In working with clients, I find that many clients attempt to move from goals to tactics to accomplish their goals. Doing so keeps them from succeeding.
There are 3 steps to accomplishing goals. If you omit one, you will increase your failure rate. Read more to discover each step and how they work together to help you succeed.
While clear goals may seem obvious, many leaders do not have clear goals. They have goals, but they are not clear.
Clear goals should be in writing. What precisely are you attempting to do? Can you describe your goals in a short sentence? The more concise and clear your goals are, the more likely you will achieve them.

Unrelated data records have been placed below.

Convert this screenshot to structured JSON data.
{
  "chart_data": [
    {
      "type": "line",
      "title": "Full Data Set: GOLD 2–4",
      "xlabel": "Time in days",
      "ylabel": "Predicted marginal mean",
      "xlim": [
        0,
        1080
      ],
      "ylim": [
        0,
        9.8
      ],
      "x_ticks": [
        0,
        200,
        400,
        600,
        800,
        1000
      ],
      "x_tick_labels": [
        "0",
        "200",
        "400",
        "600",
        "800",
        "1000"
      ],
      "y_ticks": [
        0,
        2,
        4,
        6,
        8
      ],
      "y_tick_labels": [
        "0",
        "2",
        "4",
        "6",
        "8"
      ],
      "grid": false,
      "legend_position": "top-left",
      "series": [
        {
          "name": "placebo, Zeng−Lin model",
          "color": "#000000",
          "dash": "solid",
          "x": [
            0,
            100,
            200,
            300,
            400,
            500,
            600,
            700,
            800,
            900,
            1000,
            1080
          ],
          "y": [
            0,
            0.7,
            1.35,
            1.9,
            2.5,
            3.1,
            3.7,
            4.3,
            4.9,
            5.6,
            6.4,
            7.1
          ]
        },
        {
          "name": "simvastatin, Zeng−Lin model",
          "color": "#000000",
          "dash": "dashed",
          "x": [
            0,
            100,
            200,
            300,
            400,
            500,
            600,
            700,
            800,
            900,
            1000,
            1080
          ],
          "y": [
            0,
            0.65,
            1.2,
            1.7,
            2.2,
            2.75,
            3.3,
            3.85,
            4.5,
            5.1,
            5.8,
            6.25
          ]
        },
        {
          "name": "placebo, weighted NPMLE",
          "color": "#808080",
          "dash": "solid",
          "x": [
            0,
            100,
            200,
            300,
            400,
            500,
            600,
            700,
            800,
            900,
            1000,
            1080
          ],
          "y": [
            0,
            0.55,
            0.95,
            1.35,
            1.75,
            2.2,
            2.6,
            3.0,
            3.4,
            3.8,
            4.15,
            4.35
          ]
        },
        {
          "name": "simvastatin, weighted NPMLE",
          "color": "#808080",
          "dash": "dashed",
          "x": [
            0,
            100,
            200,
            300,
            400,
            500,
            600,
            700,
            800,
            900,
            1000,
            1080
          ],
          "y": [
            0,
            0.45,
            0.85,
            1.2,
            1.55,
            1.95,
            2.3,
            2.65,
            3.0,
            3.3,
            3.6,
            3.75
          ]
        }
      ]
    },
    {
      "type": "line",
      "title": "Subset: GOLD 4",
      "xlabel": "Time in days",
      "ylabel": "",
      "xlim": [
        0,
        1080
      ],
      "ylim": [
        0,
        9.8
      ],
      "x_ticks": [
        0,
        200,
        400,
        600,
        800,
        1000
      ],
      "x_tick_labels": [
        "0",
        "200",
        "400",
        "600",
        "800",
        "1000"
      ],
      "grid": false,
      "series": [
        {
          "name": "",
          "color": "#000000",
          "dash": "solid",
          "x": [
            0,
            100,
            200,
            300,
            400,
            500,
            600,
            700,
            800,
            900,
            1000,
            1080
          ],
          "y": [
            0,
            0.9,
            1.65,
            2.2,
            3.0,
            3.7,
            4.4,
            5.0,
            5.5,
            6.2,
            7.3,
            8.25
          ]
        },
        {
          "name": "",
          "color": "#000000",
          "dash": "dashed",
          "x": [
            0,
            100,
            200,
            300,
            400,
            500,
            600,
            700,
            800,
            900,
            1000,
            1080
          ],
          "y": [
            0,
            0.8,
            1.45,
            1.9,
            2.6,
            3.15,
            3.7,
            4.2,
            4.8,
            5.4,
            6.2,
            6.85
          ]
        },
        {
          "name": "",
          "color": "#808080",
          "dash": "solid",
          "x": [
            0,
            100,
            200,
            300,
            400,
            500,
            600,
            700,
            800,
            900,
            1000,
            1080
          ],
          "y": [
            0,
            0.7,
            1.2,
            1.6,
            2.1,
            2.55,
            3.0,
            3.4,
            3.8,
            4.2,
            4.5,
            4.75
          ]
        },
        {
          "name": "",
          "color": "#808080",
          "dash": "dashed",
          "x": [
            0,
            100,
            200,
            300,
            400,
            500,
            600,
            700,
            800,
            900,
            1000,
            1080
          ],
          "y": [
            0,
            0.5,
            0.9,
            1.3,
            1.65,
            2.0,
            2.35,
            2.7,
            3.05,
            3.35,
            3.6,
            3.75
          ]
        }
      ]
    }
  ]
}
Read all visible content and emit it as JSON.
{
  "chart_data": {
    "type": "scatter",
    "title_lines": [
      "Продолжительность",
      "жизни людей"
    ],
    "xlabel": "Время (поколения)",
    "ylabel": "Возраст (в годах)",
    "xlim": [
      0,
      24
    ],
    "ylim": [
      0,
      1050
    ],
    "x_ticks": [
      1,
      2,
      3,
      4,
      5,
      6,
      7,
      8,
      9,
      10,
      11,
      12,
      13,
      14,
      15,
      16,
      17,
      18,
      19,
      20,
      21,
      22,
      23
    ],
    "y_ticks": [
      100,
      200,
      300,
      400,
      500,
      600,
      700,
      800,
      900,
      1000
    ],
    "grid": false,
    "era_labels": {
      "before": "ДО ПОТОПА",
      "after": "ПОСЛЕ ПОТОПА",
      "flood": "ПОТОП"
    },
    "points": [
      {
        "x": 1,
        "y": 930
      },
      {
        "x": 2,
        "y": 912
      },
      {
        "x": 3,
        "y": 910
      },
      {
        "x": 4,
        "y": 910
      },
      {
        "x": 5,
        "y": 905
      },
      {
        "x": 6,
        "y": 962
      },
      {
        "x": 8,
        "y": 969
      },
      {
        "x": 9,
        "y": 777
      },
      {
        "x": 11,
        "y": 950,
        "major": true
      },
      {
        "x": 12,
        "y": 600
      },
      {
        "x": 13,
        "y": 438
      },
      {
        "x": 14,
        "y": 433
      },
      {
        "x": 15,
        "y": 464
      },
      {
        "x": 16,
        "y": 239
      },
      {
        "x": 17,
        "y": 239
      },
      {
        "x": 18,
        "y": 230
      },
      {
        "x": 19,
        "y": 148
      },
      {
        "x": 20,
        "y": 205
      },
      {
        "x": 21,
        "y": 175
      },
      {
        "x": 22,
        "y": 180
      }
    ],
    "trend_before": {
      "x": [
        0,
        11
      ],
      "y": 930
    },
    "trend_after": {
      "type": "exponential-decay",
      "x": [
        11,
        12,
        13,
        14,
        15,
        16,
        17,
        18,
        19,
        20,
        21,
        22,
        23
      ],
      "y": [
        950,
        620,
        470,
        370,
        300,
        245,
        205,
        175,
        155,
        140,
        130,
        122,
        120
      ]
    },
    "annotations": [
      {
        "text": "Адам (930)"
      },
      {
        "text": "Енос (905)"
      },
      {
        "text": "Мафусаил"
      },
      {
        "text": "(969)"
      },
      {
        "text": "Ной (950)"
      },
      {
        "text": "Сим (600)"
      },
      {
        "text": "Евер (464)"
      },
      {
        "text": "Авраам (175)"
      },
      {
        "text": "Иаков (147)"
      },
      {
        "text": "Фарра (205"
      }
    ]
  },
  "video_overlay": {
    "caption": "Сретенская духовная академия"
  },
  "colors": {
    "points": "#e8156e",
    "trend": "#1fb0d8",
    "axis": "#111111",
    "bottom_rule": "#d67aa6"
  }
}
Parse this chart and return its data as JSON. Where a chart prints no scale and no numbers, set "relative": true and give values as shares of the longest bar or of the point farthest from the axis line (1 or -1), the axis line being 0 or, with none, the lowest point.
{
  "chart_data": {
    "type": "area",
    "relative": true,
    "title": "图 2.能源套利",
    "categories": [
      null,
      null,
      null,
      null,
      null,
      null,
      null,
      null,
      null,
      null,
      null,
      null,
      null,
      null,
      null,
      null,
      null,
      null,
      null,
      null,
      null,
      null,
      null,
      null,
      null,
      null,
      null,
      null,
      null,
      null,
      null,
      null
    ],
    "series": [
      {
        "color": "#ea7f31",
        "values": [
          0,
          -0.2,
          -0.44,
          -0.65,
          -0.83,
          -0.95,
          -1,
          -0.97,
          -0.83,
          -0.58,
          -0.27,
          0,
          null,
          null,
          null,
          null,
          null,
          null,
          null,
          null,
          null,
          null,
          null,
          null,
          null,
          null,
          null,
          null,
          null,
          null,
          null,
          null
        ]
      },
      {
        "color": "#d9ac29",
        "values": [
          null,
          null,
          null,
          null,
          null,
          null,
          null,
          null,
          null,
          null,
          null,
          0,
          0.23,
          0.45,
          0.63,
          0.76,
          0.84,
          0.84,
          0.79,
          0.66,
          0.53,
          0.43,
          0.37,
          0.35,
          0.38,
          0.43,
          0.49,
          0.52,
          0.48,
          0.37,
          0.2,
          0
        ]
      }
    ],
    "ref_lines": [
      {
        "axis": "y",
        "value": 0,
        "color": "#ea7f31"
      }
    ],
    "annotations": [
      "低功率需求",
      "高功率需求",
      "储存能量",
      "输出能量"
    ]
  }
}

Goals are your WHAT. For example, I want to increase my net profit from $500,000 to $850,000 during the next calendar year. That’s a precise goal. Notice it refers to “net income.” That means after paying all your expenses, you will have $850,000 left over. You have also given yourself 12 months to accomplish your goal. That’s your goal.
Once you set your goal, the temptation is to think about what tactics you will use to accomplish your goal. That’s a mistake. Before you move to tactics, you must plan.
Many people move from goals to tactics. That’s a big mistake. Think of tactics as your “TOOLS.” See Step # 3 to understand more.
You don’t want to choose your “tools” before you determine your plan. Think of building a treehouse for your children. Before you run out to Lowe’s or Home Depot to buy a bunch of tools, you must develop a plan to build the treehouse. Your plan is your BLUEPRINT. You can’t determine what tools you need until have a plan.
Skipping the planning stage will keep you from reaching your goal. Planning is often the hardest stage. You come up with an idea and immediately want to take action to get it done.
Don’t skip the planning stage. For example, if your goal is to increase your net profit from $500,000 to $850,000 over the next 12 months, how are you going to do this?
Developing a strategy or plan to accomplish your goal is super important. Until you have a plan, you are not ready to take action. Developing a plan requires deep thought.
Developing a plan might start with where you have the greatest potential to increase your profit. Do you have a product or service that produces higher margins of profitability?
The tendency is to think that if I just work harder, I will reach my goal. Not necessarily. You can work harder at selling a service or product with smaller margins, only to discover that your net profitability did not increase that much.
I have a former client who was a handyman. He made himself available to clients to help with various needs in their homes. He shared with me his goal was to increase his income to $100,000 and work around 45 hours per week. As we talked, I asked what type of work he did that produced the most profit. He responded by saying, “Doing ceramic work.” He told me that if he did ceramic work, he could “make $1,000 per day.” After making sure he liked doing ceramic work and that he did well at ceramic work, he shifted his business from being a general handyman to focusing on bathroom and kitchen remodeling.
Shortly after our discussion, he bid on a bathroom remodel for $36,000. The project took a few weeks and netted him $25,000. Previously he would have made approximately $3,000-$5000 net by working the same amount of time. On his bathroom job, he made $25,000 net. Big difference!
Think of tactics as “TOOLS.” You can’t choose your tools until you determine your plan. Back to the treehouse. You don’t know what tools to buy until you draw up the plans to build the treehouse. Your plans will determine what to buy. You will need certain equipment and parts (lag screws, lumber size, saw, drill, etc.).
Tactics are areas such as marketing, sales, etc. Back to my handyman client. Once he determined he was going to shift to doing primarily ceramic work, he began to advertise his company for ceramic work. He became known as the “go to” guy for bathroom and kitchen remodels. His margins and profitability increased.
Remember that $36,000 bathroom remodel. That job was in an older section of a large city with nice homes that were beginning to show their age. I encouraged him to ask the homeowner if he could throw a party once the job was completed. She agreed to invite all her friends from the neighborhood to celebrate her bathroom renovation. From that celebration, he received 2 additional bathroom renovation jobs!
This approach is simple but not easy. Each step is important. It’s challenging to have clear goals. It’s time-consuming to establish a good plan. It’s challenging to choose the right tactics or “tools.”
Each step is important. Don’t shortchange yourself or your company by skipping over one of these steps. Work through each step to assure that you will accomplish what you want to do!